Algunos jugadores compran varios cartones que distribuyen a lo largo de sus mesas plásticas, que colman toda la avenida, y otros los exhiben en las maleteras de autos estacionados.
Zurimar tenía «uno nada más», recuerda su hermana. «Decía que con uno nada más iba a ganar». Dato curioso: no sabe conducir.
En el centro la cuadra, en una carpa blanca con una mesa, gira un biombo de madera con las figuritas. Un hombre canta las fichas, con una leve cortina musical. Anuncia una figura, hace una pausa, repite… y pasa a la próxima.
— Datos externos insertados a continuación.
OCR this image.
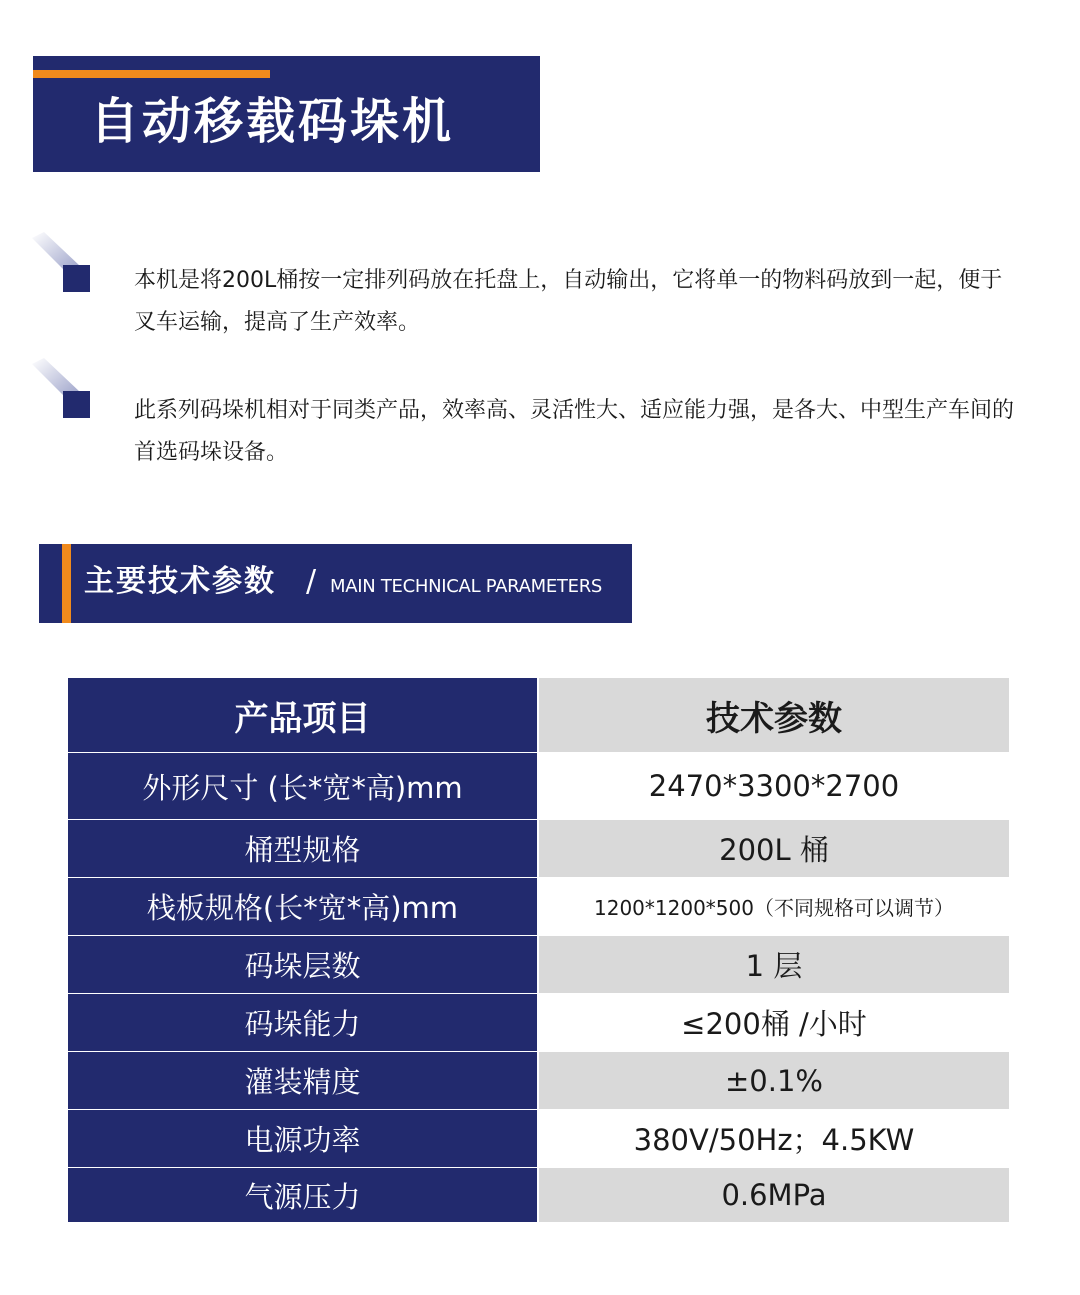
自动移载码垛机
本机是将200L桶按一定排列码放在托盘上，自动输出，它将单一的物料码放到一起，便于叉车运输，提高了生产效率。
此系列码垛机相对于同类产品，效率高、灵活性大、适应能力强，是各大、中型生产车间的首选码垛设备。
主要技术参数 / MAIN TECHNICAL PARAMETERS
产品项目	技术参数
外形尺寸 (长*宽*高)mm	2470*3300*2700
桶型规格	200L 桶
栈板规格(长*宽*高)mm	1200*1200*500（不同规格可以调节）
码垛层数	1 层
码垛能力	≤200桶 /小时
灌装精度	±0.1%
电源功率	380V/50Hz；4.5KW
气源压力	0.6MPa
El cuchicheo de la gente es mínimo.
«Es una manera de reinventarse y poder ayudarse porque no solamente el organizador se beneficia, sino la comunidad entera», dice Gilbert Ramos, organizador del bingo en la UD-146. «La participación es grande, familias enteras vienen, se reúnen como si fuera un fin de año».
Gilbert, que con éste completa cuatro bingos, viaja a los mercados para recoger cajas que le sirven para fabricar los cartones, imprime las papeletas con las figuras y las pega. Personas de la misma comunidad los venden y ganan una comisión.
Este fin de semana hay otro, también en la UD-146. Se repartirá dinero, celulares y el premio mayor: una moto y una cerda llamada Juanita.